AMSTERDAM — The evidence for colorectal cancer (CRC) screening is much stronger and clearer than that for either breast or prostate cancer screening, and so funding for nationwide screening programs should be targeted at CRC, researchers said here at the European Cancer Congress 2013.
Screening for CRC reduces mortality from the disease. "The evidence could not be clearer," said Philippe Autier, MD, MPH, vice president of population studies at the International Prevention Research Institute in Lyon, France.
He was presenting data from a large a European survey, spanning 1998 to 2010, showing that the largest falls in CRC mortality were seen in the countries where the greatest proportions of the population were screened (whether by fecal blood tests or sigmoidoscopy or colonoscopy). The method of screening is not that important, he said; the important thing is to "do something."
There is a clear relation between randomized clinical trials, data from cancer registries, and declines in CRC mortality over time, he said.
In contrast, there is no such smooth logical sequence between randomized trails and population studies for breast cancer screening. For prostate cancer, the situation is even more controversial, he commented, and referred to another presentation at the meeting that concluded that screening with prostate-specific antigen results in more harm than benefit.
"It seems to us that there is now an irrefutable case for devoting some of the resources from breast and prostate cancer screening to the early detection of CRC," Dr. Autier concluded.
"Pressure should be put on national health services to put more effort into organizing [CRC] screening programs," president of the European CanCer Organisation (ECCO), Cornelis van der Velde, MD, from the Leiden University Medical Center in the Netherlands, commented in a statement.
"Evidence Is Overwhelming"
Dr. Autier said the evidence for cervical cancer screening is also very clear.
"If you look at the cost of screening versus what you get in terms of reduction of mortality, at present it seems quite clear that for every euro or dollar you spend on screening, the return is better for cervical cancer screening and even better for colorectal cancer screening than it is for breast cancer screening and prostate cancer screening, where we are really spending money for doing a lot of harm," he said at a press conference.

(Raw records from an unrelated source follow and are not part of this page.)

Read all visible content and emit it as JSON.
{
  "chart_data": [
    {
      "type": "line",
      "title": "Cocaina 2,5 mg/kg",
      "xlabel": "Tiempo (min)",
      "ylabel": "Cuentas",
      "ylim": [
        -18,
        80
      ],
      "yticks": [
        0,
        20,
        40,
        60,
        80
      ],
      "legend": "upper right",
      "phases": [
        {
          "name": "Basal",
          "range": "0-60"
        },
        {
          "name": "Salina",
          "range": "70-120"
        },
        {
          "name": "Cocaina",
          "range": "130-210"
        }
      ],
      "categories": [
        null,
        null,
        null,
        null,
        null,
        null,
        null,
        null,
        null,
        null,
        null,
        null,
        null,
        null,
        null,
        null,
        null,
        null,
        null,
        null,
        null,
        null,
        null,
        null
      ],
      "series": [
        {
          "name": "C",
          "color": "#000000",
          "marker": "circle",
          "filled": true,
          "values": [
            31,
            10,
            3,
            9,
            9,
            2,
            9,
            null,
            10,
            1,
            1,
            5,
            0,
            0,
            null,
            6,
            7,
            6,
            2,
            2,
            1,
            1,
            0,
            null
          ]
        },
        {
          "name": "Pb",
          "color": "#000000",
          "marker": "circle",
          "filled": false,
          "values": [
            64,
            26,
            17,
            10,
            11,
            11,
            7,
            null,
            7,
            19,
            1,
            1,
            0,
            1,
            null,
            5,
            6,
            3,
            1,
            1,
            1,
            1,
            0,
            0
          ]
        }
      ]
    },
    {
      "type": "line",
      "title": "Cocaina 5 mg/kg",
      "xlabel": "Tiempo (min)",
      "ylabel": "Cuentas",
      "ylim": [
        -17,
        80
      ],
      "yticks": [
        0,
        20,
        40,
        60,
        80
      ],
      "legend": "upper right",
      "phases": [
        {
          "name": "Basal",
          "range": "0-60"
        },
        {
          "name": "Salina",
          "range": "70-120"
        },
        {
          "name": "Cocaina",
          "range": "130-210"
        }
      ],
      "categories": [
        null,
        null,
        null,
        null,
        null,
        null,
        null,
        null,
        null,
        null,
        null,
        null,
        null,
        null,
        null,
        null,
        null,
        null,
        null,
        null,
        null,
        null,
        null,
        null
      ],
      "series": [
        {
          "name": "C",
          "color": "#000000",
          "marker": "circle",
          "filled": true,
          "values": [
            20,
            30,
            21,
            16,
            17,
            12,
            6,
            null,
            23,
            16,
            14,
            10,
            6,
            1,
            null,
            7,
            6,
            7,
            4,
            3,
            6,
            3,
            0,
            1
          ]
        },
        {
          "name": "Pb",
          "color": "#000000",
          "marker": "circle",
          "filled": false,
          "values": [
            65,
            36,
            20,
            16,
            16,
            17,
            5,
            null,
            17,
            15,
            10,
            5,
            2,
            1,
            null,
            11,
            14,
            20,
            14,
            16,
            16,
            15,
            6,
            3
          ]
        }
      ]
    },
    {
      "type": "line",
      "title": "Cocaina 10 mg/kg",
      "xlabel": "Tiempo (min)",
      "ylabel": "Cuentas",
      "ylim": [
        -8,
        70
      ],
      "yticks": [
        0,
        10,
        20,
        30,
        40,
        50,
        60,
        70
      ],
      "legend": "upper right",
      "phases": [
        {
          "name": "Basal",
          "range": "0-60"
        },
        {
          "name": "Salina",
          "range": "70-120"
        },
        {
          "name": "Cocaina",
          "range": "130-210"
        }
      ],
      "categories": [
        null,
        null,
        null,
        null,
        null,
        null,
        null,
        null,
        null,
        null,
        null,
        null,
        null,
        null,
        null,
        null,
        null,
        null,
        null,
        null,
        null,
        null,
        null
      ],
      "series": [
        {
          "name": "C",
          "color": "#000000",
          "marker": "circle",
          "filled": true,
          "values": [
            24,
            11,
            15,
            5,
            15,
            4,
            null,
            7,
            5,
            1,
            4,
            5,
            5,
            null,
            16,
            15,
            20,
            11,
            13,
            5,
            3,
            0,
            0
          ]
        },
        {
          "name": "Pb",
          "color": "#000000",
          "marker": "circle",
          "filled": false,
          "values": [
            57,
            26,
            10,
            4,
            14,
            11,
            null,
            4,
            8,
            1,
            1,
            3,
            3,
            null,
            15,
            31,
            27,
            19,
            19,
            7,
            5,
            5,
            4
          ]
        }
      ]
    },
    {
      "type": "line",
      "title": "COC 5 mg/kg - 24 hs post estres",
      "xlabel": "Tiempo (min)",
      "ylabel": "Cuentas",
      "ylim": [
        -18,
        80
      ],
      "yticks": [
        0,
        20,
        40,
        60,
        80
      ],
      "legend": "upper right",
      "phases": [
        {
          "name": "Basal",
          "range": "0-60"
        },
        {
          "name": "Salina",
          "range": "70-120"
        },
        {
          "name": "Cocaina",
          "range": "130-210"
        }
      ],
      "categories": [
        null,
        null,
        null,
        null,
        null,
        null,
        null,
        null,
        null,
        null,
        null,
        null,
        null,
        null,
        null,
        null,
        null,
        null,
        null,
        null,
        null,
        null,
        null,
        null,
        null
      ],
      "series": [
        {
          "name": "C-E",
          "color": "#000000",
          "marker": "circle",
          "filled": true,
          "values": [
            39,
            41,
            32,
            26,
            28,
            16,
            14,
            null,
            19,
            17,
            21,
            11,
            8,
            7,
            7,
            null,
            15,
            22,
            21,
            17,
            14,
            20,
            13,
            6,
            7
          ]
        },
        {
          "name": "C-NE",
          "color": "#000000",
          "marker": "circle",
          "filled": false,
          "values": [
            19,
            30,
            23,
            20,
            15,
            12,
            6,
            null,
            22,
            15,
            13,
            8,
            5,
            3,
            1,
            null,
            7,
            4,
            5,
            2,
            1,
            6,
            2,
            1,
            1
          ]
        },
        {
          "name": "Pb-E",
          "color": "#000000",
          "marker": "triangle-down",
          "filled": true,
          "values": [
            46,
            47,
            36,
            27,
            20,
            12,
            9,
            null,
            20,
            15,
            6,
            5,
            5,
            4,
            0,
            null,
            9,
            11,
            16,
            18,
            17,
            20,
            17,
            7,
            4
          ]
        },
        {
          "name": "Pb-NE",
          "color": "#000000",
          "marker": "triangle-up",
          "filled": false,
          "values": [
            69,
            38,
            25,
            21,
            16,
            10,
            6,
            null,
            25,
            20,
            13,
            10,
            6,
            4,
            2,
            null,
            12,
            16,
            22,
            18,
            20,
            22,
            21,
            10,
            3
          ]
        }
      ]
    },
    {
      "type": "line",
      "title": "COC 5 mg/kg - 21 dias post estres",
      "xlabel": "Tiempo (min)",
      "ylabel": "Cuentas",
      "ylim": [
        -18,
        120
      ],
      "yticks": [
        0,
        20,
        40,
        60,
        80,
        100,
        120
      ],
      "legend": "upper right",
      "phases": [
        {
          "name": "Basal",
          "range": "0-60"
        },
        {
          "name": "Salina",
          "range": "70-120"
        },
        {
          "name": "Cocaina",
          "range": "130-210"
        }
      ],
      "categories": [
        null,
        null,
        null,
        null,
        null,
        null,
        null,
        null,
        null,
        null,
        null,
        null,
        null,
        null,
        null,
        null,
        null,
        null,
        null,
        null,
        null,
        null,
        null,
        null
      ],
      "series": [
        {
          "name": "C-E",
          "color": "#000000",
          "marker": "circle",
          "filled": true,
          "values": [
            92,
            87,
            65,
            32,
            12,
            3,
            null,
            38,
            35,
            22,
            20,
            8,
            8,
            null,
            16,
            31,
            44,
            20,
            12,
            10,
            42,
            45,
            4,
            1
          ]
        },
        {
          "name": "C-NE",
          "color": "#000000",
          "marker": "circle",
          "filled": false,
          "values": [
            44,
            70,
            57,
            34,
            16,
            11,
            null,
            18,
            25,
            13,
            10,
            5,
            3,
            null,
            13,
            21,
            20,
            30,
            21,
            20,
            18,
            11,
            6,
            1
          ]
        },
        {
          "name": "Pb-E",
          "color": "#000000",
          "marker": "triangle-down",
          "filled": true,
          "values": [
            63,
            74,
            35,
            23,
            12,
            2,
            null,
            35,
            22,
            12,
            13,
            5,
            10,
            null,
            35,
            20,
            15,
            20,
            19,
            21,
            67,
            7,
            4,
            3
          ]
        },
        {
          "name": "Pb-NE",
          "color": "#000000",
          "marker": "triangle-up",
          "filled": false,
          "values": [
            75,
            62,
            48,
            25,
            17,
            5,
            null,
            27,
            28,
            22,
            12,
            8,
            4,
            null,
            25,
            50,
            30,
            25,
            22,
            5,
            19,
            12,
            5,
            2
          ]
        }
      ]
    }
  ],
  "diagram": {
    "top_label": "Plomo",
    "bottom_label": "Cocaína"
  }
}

A big difference is that there is a very high risk of a false positive with breast and prostate cancer screening, Dr. Autier said. There is also the potential for overdiagnosis and overtreatment, and this screening leads to an increase in the incidence of these cancers.
In contrast, screening for colorectal and cervical cancer screening is actually looking for a precursor lesion — cervical intraepithelial neoplasia in the case of cervical cancer and polyps in the case of CRC, he explained. "When you remove these precursor lesions, you prevent the cancer — this is the best scenario for screening," he said, and it decreases the incidence of the disease. "Most of these precursor lesions will not turn into cancer, but the systematic removal of these lesions will avoid cancer, as it removes the ones that would turn into cancer," he added.
Discussant for the study, Jack Cuzick, PhD, professor of epidemiology at the Wolfson Institute of Preventive Medicine at Queen Mary University of London, United Kingdom, said this was "an important talk."
Screening for CRC is "the most effective screening modality that we have for making an impact on a major cancer," he said.
"We have to find a way to use it more," he added, emphasizing the need to promulgate these findings in an active away to the general public.
Dr. Cuzick also mentioned the use of aspirin as an effective strategy for preventing CRC, but added there needs to be a consensus reached on who are the individuals that would benefit most.
Results From the Survey
Dr. Autier presented results on CRC screening collected in the Survey of Health Ageing and Retirement in Europe (SHAPE), conducted in 11 European countries between 1989 and 2010. The researchers used data from the World Health Organization database on causes of death to calculate changes in CRC mortality in the different countries, and related this back to the uptake of screening in adults over 50 years of age.
Overall, for the 11 European countries in the survey, CRC mortality fell by 73% in men and 82% in women.
Most of the countries showed a reduction in CRC mortality over the study period, but not all; a glaring exception was Greece.
"We saw quite clearly that the greater proportion of men and women who were screened, the greater the reductions in mortality," Dr. Autier said.
In Greece, only 8% of males reported having an endoscopy, and CRC mortality increased by 30% in males in the study period, and fell by only 2% for women.
In contrast, in Austria, 61% of survey participants had had a fecal blood test, and 35% of males had undergone an endoscopic examination. CRC mortality dropped by 39% in men and 47% in women during the study period.
Dr. Autier said that there were many differences across Europe in what was available. There is a national program for fecal blood testing in France and the United Kingdom, and for both fecal blood testing and endoscopy in Germany and some Italian regions, but in other countries, screening is left up to individuals and their doctors. Many countries do not have a national program, he pointed out.
The survey shows that there are major differences in screening across European countries, commented Dr. van der Velde, and it is disappointing to see the low levels of screening in some countries. It is an ECCO priority to harmonies CRC screening throughout Europe, so that every individual "gets the best chance of early detection," he added.
European Cancer Congress 2013 (ECCO-ESMO-ESTRO): Abstract 1405. Presented September 29, 2013.